“Semantics.”
Jax huffs a laugh, the anger briefly replaced by humor. “There’s that fire again,” he muses as I roll my eyes.
“So,” he continues, “care to tell me what the fuck is actually going on between you two?”
“Remember how I told you it was a long story and things are complicated?”
Jax nods in confirmation.
“It’s an even longer and more complicated story.”
I tell him everything about my deal with Rhett. How I hadn’t just borrowed money from him, how it wasn’t as clean cut as a simple loan, and how, instead, we’d made a deal that was an exchange of sorts. How all Rhett had asked was for me to be amicable, a small request that ended up costing me everything. Jax is silent the entire time I speak, the only sign that he hears me is the occasional rise of one of his eyebrows, in surprise or judgment, I can’t tell.
The shame within me grows as I speak, and I struggle to look him in the eye as I use him as a confessional, leaving no sin buried.
Even with the distance between us, me in my bed and him on the chair, I can feel the anger radiating off of him as I keep talking, his fists opening and closing at his sides as if he’s struggling to contain everything he just heard.
His mouth is now a thin line, his jaw tense.
“Fucking hell, love.” His voice is thick with emotion I can’t place, as if worry, disappointment, and anger have merged into one. He runs a hand through his hair.
I close my eyes, wondering how I could be so stupid, how I could be dumb enough to make a deal with him after his charming façade started to fade. Was I so desperate to be loved that I was willing to give everything to someone who couldn’t care less about me, leaving me when I needed them most? I can’t grasp the reality of it all.
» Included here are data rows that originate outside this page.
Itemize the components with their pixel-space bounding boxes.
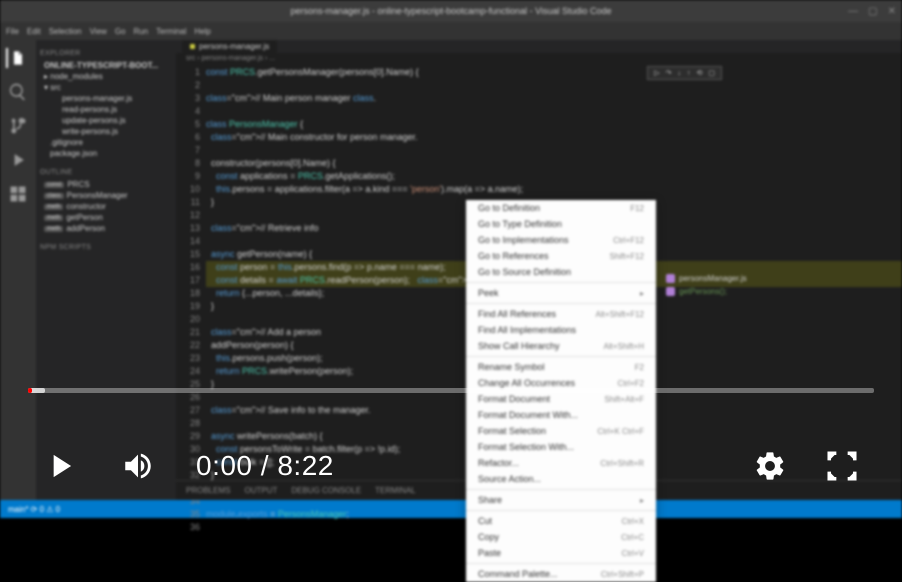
- vscode-titlebar: persons-manager.js - online-typescript-b…: [0, 0, 902, 22]
- context-menu-item: Find All ReferencesAlt+Shift+F12: [466, 306, 656, 322]
- menu-run: Run: [133, 27, 148, 36]
- context-menu-item: Show Call HierarchyAlt+Shift+H: [466, 338, 656, 354]
- code-line: const PRCS.getPersonsManager(persons[0].…: [206, 66, 902, 79]
- context-menu-item: Go to DefinitionF12: [466, 200, 656, 216]
- panel-tab: PROBLEMS: [186, 486, 230, 495]
- minimize-icon: —: [848, 6, 858, 17]
- menu-help: Help: [194, 27, 210, 36]
- context-menu-item: Refactor...Ctrl+Shift+R: [466, 455, 656, 471]
- context-menu-item: Command Palette...Ctrl+Shift+P: [466, 566, 656, 582]
- suggestion-icon: [666, 287, 675, 296]
- context-menu-item: Format Document With...: [466, 407, 656, 423]
- breadcrumb: src › persons-manager.js › ...: [176, 53, 902, 64]
- context-menu-item: Format Selection With...: [466, 439, 656, 455]
- files-icon: [6, 48, 26, 68]
- suggestion-icon: [666, 274, 675, 283]
- context-menu-item: Find All Implementations: [466, 322, 656, 338]
- context-menu-item: Go to ReferencesShift+F12: [466, 248, 656, 264]
- code-line: constructor(persons[0].Name) {: [206, 157, 902, 170]
- code-line: this.persons = applications.filter(a => …: [206, 183, 902, 196]
- sidebar-item: ▸ node_modules: [40, 71, 172, 82]
- context-menu-item: Rename SymbolF2: [466, 359, 656, 375]
- menu-go: Go: [115, 27, 126, 36]
- code-line: [206, 79, 902, 92]
- suggestion-1: personsManager.js: [679, 274, 747, 283]
- sidebar-root: ONLINE-TYPESCRIPT-BOOT...: [40, 60, 172, 71]
- explorer-sidebar: EXPLORER ONLINE-TYPESCRIPT-BOOT... ▸ nod…: [36, 40, 176, 500]
- code-line: [206, 144, 902, 157]
- menu-edit: Edit: [27, 27, 41, 36]
- context-menu-item: Go to Source Definition: [466, 264, 656, 280]
- menu-selection: Selection: [49, 27, 82, 36]
- window-title: persons-manager.js - online-typescript-b…: [291, 6, 612, 16]
- panel-tab: TERMINAL: [375, 486, 415, 495]
- context-menu-item: Go to ImplementationsCtrl+F12: [466, 232, 656, 248]
- editor-tabs: persons-manager.js: [176, 40, 902, 53]
- context-menu-item: PasteCtrl+V: [466, 545, 656, 561]
- tab-persons-manager: persons-manager.js: [182, 40, 277, 53]
- npm-scripts-header: NPM SCRIPTS: [40, 244, 172, 251]
- search-icon: [8, 82, 28, 102]
- code-line: [206, 105, 902, 118]
- extensions-icon: [8, 184, 28, 204]
- context-menu-item: Format DocumentShift+Alt+F: [466, 391, 656, 407]
- code-line: class PersonsManager {: [206, 118, 902, 131]
- menu-view: View: [90, 27, 107, 36]
- sidebar-item: persons-manager.js: [40, 93, 172, 104]
- video-content: persons-manager.js - online-typescript-b…: [0, 0, 902, 518]
- sidebar-item: package.json: [40, 148, 172, 159]
- context-menu-item: CopyCtrl+C: [466, 529, 656, 545]
- code-line: class="cm">// Main constructor for perso…: [206, 131, 902, 144]
- sidebar-item: ▾ src: [40, 82, 172, 93]
- js-file-icon: [190, 44, 195, 49]
- context-menu-item: CutCtrl+X: [466, 513, 656, 529]
- outline-item: methaddPerson: [40, 223, 172, 234]
- outline-item: methgetPerson: [40, 212, 172, 223]
- menu-terminal: Terminal: [156, 27, 186, 36]
- outline-item: methconstructor: [40, 201, 172, 212]
- outline-header: OUTLINE: [40, 169, 172, 176]
- window-buttons: — ▢ ✕: [848, 6, 896, 17]
- maximize-icon: ▢: [868, 6, 877, 17]
- menu-file: File: [6, 27, 19, 36]
- source-control-icon: [8, 116, 28, 136]
- sidebar-item: read-persons.js: [40, 104, 172, 115]
- outline-item: classPersonsManager: [40, 190, 172, 201]
- tab-label: persons-manager.js: [199, 42, 269, 51]
- panel-tab: DEBUG CONSOLE: [291, 486, 361, 495]
- debug-icon: [8, 150, 28, 170]
- panel-tab: OUTPUT: [244, 486, 277, 495]
- context-menu-item: Share▸: [466, 492, 656, 508]
- sidebar-item: write-persons.js: [40, 126, 172, 137]
- explorer-header: EXPLORER: [40, 50, 172, 57]
- close-icon: ✕: [888, 6, 896, 17]
- sidebar-item: update-persons.js: [40, 115, 172, 126]
- status-left: main* ⟳ 0 ⚠ 0: [8, 505, 60, 514]
- context-menu-item: Peek▸: [466, 285, 656, 301]
- context-menu-item: Source Action...: [466, 471, 656, 487]
- suggestion-2: getPersons();: [679, 287, 727, 296]
- code-line: class="cm">// Main person manager class.: [206, 92, 902, 105]
- activity-bar: [0, 40, 36, 500]
- context-menu-item: Format SelectionCtrl+K Ctrl+F: [466, 423, 656, 439]
- context-menu-item: Go to Type Definition: [466, 216, 656, 232]
- code-line: const applications = PRCS.getApplication…: [206, 170, 902, 183]
- vscode-menubar: File Edit Selection View Go Run Terminal Help: [0, 22, 902, 40]
- sidebar-item: .gitignore: [40, 137, 172, 148]
- editor-group: persons-manager.js src › persons-manager…: [176, 40, 902, 500]
- context-menu-item: Change All OccurrencesCtrl+F2: [466, 375, 656, 391]
- outline-item: constPRCS: [40, 179, 172, 190]
- suggestion-popup: personsManager.js getPersons();: [666, 272, 747, 298]
- context-menu: Go to DefinitionF12Go to Type Definition…: [466, 200, 656, 582]
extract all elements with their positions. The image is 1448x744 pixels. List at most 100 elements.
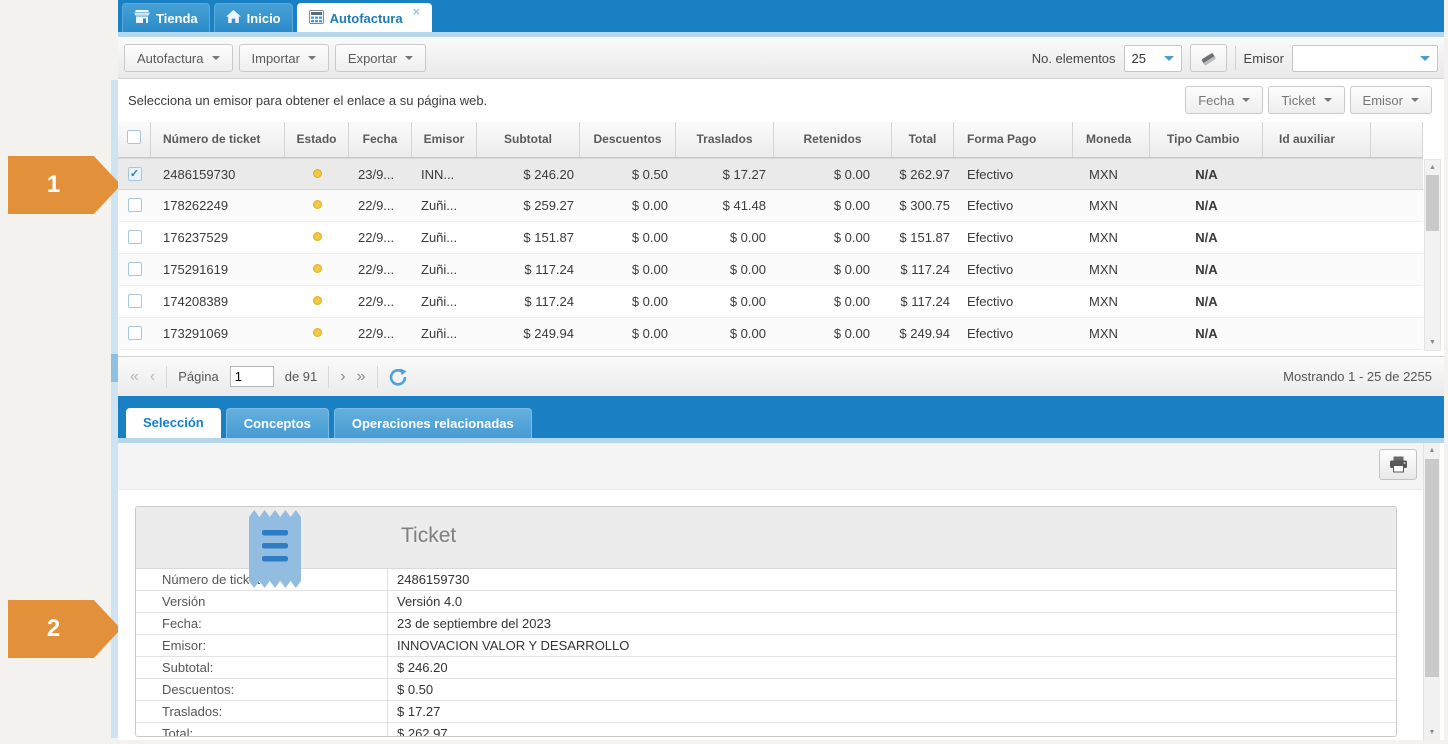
cell-filler: [1371, 286, 1423, 317]
cell-formapago: Efectivo: [954, 318, 1073, 349]
detail-field-value: INNOVACION VALOR Y DESARROLLO: [388, 635, 629, 656]
no-elementos-select[interactable]: 25: [1124, 45, 1182, 72]
first-page-button[interactable]: «: [130, 368, 139, 386]
column-header-emisor[interactable]: Emisor: [412, 122, 477, 157]
cell-idauxiliar: [1263, 254, 1371, 285]
scroll-down-icon[interactable]: ▼: [1424, 726, 1440, 739]
row-checkbox[interactable]: [128, 294, 142, 308]
scroll-up-icon[interactable]: ▲: [1425, 161, 1440, 174]
window-tab-tienda[interactable]: Tienda: [122, 3, 210, 32]
column-header-_filler[interactable]: [1371, 122, 1423, 157]
cell-total: $ 249.94: [892, 318, 954, 349]
column-header-moneda[interactable]: Moneda: [1073, 122, 1150, 157]
menu-button-autofactura[interactable]: Autofactura: [124, 44, 233, 72]
table-row[interactable]: ✓248615973023/9...INN...$ 246.20$ 0.50$ …: [118, 158, 1423, 190]
window-tab-label: Autofactura: [330, 11, 403, 26]
paging-toolbar: « ‹ Página de 91 › » Mostrando 1 - 25 de…: [118, 356, 1444, 396]
scrollbar-thumb[interactable]: [1426, 175, 1439, 231]
button-label: Exportar: [348, 51, 397, 66]
window-tab-inicio[interactable]: Inicio: [214, 3, 293, 32]
last-page-button[interactable]: »: [357, 368, 366, 386]
chevron-down-icon: [1420, 56, 1430, 61]
estado-indicator-icon: [313, 169, 322, 178]
scroll-up-icon[interactable]: ▲: [1424, 444, 1440, 457]
row-checkbox[interactable]: [128, 326, 142, 340]
detail-field-value: 2486159730: [388, 569, 469, 590]
page-number-input[interactable]: [230, 366, 274, 387]
emisor-select[interactable]: [1292, 45, 1438, 72]
column-header-retenidos[interactable]: Retenidos: [774, 122, 892, 157]
scrollbar-thumb[interactable]: [1425, 459, 1439, 677]
column-header-estado[interactable]: Estado: [285, 122, 349, 157]
cell-descuentos: $ 0.50: [580, 159, 676, 189]
column-header-id_auxiliar[interactable]: Id auxiliar: [1263, 122, 1371, 157]
filter-button-emisor[interactable]: Emisor: [1350, 86, 1432, 114]
window-tab-autofactura[interactable]: Autofactura ×: [297, 3, 433, 32]
estado-indicator-icon: [313, 232, 322, 241]
detail-tab-selección[interactable]: Selección: [126, 408, 221, 438]
next-page-button[interactable]: ›: [340, 368, 345, 386]
close-icon[interactable]: ×: [413, 5, 421, 18]
cell-numero: 176237529: [151, 222, 285, 253]
table-row[interactable]: 17420838922/9...Zuñi...$ 117.24$ 0.00$ 0…: [118, 286, 1423, 318]
table-row[interactable]: 17329106922/9...Zuñi...$ 249.94$ 0.00$ 0…: [118, 318, 1423, 350]
cell-total: $ 300.75: [892, 190, 954, 221]
column-header-numero[interactable]: Número de ticket: [151, 122, 285, 157]
cell-total: $ 117.24: [892, 254, 954, 285]
no-elementos-value: 25: [1132, 51, 1146, 66]
cell-estado: [285, 254, 349, 285]
column-header-forma_pago[interactable]: Forma Pago: [954, 122, 1073, 157]
detail-field-value: $ 262.97: [388, 723, 448, 737]
scroll-down-icon[interactable]: ▼: [1425, 336, 1440, 349]
grid-header-row: Número de ticketEstadoFechaEmisorSubtota…: [118, 122, 1423, 158]
column-header-descuentos[interactable]: Descuentos: [580, 122, 676, 157]
cell-filler: [1371, 190, 1423, 221]
cell-formapago: Efectivo: [954, 222, 1073, 253]
table-row[interactable]: 17826224922/9...Zuñi...$ 259.27$ 0.00$ 4…: [118, 190, 1423, 222]
detail-tab-operaciones-relacionadas[interactable]: Operaciones relacionadas: [334, 408, 532, 438]
cell-traslados: $ 41.48: [676, 190, 774, 221]
cell-estado: [285, 318, 349, 349]
calculator-icon: [309, 10, 324, 27]
table-row[interactable]: 17529161922/9...Zuñi...$ 117.24$ 0.00$ 0…: [118, 254, 1423, 286]
detail-tab-conceptos[interactable]: Conceptos: [226, 408, 329, 438]
clear-filter-button[interactable]: [1190, 44, 1227, 72]
ticket-card-title: Ticket: [401, 524, 456, 548]
table-row[interactable]: 17623752922/9...Zuñi...$ 151.87$ 0.00$ 0…: [118, 222, 1423, 254]
cell-subtotal: $ 117.24: [477, 286, 580, 317]
window-tab-label: Tienda: [156, 11, 198, 26]
column-header-total[interactable]: Total: [892, 122, 954, 157]
row-checkbox[interactable]: [128, 198, 142, 212]
cell-moneda: MXN: [1073, 190, 1150, 221]
menu-button-exportar[interactable]: Exportar: [335, 44, 426, 72]
row-checkbox[interactable]: ✓: [128, 167, 142, 181]
column-header-subtotal[interactable]: Subtotal: [477, 122, 580, 157]
annotation-arrow-2: 2: [8, 600, 121, 658]
select-all-header[interactable]: [118, 122, 151, 157]
home-icon: [226, 10, 241, 26]
print-button[interactable]: [1379, 449, 1417, 480]
cell-emisor: Zuñi...: [412, 318, 477, 349]
cell-moneda: MXN: [1073, 222, 1150, 253]
column-header-tipo_cambio[interactable]: Tipo Cambio: [1150, 122, 1263, 157]
detail-vertical-scrollbar[interactable]: ▲ ▼: [1423, 443, 1440, 740]
annotation-number: 2: [47, 615, 60, 643]
row-checkbox[interactable]: [128, 230, 142, 244]
paging-separator: [328, 366, 329, 388]
detail-field-row: Emisor:INNOVACION VALOR Y DESARROLLO: [136, 635, 1396, 657]
grid-vertical-scrollbar[interactable]: ▲ ▼: [1424, 159, 1441, 351]
prev-page-button[interactable]: ‹: [150, 368, 155, 386]
filter-button-fecha[interactable]: Fecha: [1185, 86, 1263, 114]
select-all-checkbox[interactable]: [127, 130, 141, 144]
cell-emisor: Zuñi...: [412, 254, 477, 285]
column-header-fecha[interactable]: Fecha: [349, 122, 412, 157]
row-checkbox[interactable]: [128, 262, 142, 276]
cell-tipocambio: N/A: [1150, 159, 1263, 189]
column-header-traslados[interactable]: Traslados: [676, 122, 774, 157]
collapse-handle-icon[interactable]: [111, 354, 118, 382]
menu-button-importar[interactable]: Importar: [239, 44, 329, 72]
refresh-button[interactable]: [389, 368, 407, 386]
ticket-card-header: [136, 507, 1396, 569]
refresh-icon: [389, 368, 407, 386]
filter-button-ticket[interactable]: Ticket: [1268, 86, 1344, 114]
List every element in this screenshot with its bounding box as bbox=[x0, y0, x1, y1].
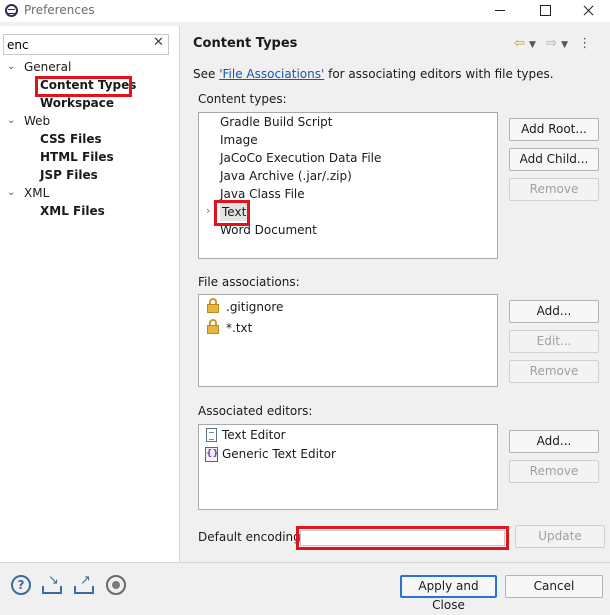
list-item[interactable]: Text Editor bbox=[222, 426, 286, 444]
highlight-box bbox=[296, 526, 509, 550]
chevron-down-icon[interactable]: ▼ bbox=[529, 40, 536, 50]
description-text: See bbox=[193, 67, 220, 81]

He left me while I was overdosing on a balcony.
Fuck.
I can’t stop the tears flowing down my face as my chest heaves, the pain I feel threatening to split me in half. My shoulders slump forward, no fight left in me, no way to keep my feelings from consuming me whole. This feels worse than any hangover I’ve ever had; my head feels like it has been hit with a hammer, the taste is my dry mouth is acidic, and my body feels as though I’ve been hit by a bus. Shame cuts through me as I realize I want something to make it all stop, something to keep everything from hurting so much. My eyes open quickly as a rough thumb gently wipes the tears away and surprise rolls through me at the sight of Jax staring at me intensely.
“Please don’t be mad at me,” I whisper.
“I’m fucking furious.” He breathes, and I look away, unable to face him.
A moment later his thumb tilts my head up, forcing me to look into his eyes.
“Don’t hide from me, love,” he whispers.
“I’m sorry,” I say meekly. “It was a stupid deal, and I made stupid choices. I never should have got involved with him and I am so mad at myself for everything—”
He cuts me off abruptly. “You don’t have to justify your choices to me,” he says, and some of his anger dissipates as he takes a breath. “I agree that you made some really fucking stupid choices but trust me when I say that stupid decisions are easy to make, especially when all we’re looking for is to feel loved and accepted.” He takes a deep breath, as his body relaxes a bit more. He continues, “Does that make you an innocent bystander in all of this? Of course not. You made bad decisions, and I hope you have learned your lesson. So, am I furious? Yes. But trust me when I say none of it is directed at you.”
I’m speechless as he looks me up and down.
“And Evi?” he murmurs as his hand skims across my thigh.
I follow his gaze to the bruises on my thighs. “This, love, is not a lesson anyone should ever have to learn. You deserve so much more, someone who will give you the world, not cause you pain. Promise me you’ll never tolerate this again, love.”
The tears keep falling as I nod in agreement, and I wipe my eyes with the back of my hands.
Seconds later, Jax climbs into bed beside me, the mattress sinking under his weight, as he secures me with his arms and wraps me in his warmth. There’s something comforting about being enveloped by him, as if he is a literal wall between me and the outside world.
“You scared me, Evi,” he whispers, his voice barely audible, void of the anger that was there just moments ago.
I lean into him, and we stay like this for hours as I drift in and out of sleep. Jax only moving to brush my hair out of my face and pull the blankets back up around me again.